Uber BlogMarch 16, 2023

Setting Uber’s Transactional Data Lake in Motion with Incremental ETL Using Apache Hudi

Introduction

Uber has implemented a "transactional data lake" using Apache Hudi to achieve data freshness in ETL pipelines. Incremental processing is used to update modeled tables rather than recomputing all data with each new run, with Apache Hudi allowing for powerful incremental data processing capabilities.
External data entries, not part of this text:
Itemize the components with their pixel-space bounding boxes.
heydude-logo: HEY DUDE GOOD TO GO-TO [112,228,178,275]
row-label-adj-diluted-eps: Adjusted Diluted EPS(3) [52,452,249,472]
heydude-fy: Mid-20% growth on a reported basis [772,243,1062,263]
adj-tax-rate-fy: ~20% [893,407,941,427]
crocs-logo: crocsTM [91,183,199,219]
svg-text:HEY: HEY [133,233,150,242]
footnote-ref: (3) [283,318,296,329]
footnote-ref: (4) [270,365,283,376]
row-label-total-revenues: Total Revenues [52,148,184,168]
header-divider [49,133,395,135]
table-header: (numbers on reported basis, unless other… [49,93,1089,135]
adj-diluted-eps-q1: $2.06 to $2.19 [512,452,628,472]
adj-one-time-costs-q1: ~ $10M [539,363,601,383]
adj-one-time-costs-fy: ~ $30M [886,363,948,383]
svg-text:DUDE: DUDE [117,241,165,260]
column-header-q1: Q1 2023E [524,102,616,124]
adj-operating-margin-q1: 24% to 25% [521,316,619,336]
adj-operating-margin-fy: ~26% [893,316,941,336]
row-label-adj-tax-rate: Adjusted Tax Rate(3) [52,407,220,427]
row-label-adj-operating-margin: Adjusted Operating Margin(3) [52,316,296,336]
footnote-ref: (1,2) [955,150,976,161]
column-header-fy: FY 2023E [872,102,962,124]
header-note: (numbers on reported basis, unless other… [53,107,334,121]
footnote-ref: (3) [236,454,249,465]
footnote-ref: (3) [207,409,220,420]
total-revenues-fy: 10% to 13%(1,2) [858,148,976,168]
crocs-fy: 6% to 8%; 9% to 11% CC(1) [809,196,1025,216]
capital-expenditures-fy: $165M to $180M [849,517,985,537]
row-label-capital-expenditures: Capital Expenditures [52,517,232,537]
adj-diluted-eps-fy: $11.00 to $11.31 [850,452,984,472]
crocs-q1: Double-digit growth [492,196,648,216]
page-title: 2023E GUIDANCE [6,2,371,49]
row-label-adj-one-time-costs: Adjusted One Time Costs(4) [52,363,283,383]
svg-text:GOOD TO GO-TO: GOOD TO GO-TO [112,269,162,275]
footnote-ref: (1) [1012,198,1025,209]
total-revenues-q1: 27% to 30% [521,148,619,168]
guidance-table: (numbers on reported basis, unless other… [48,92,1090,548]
Challenges with Batch Processing

Batch processing pipelines handle late-arriving data by recomputing entire tables or time windows multiple times a day. Incremental processing extends streaming data semantics to batch processing pipelines by processing only new data and updating results incrementally. This addresses challenges in massive data lakes, where recomputing would require recalculation of all affected partitions.

Read and Join Strategies

ETL pipelines require handling of various types of reads and joins using Apache Hudi. Snapshot reads are also necessary for backfills on single or multiple tables.

Backfill Strategies

Incremental data pipelines also need a way to backfill tables when business logic changes. At Uber, an Apache Spark ETL framework is used to manage and operate ETL pipelines at scale, scheduled through Piper.

Performance and Cost Savings

Using Apache Hudi's DeltaStreamer for incremental reads and upserts showed large performance gains for Uber's batch ETL pipelines.

Conclusion

Apache Hudi and incremental ETL allow for reading updates incrementally and only running the computation logic on delta changes, resulting in more efficient and cost-effective data processing.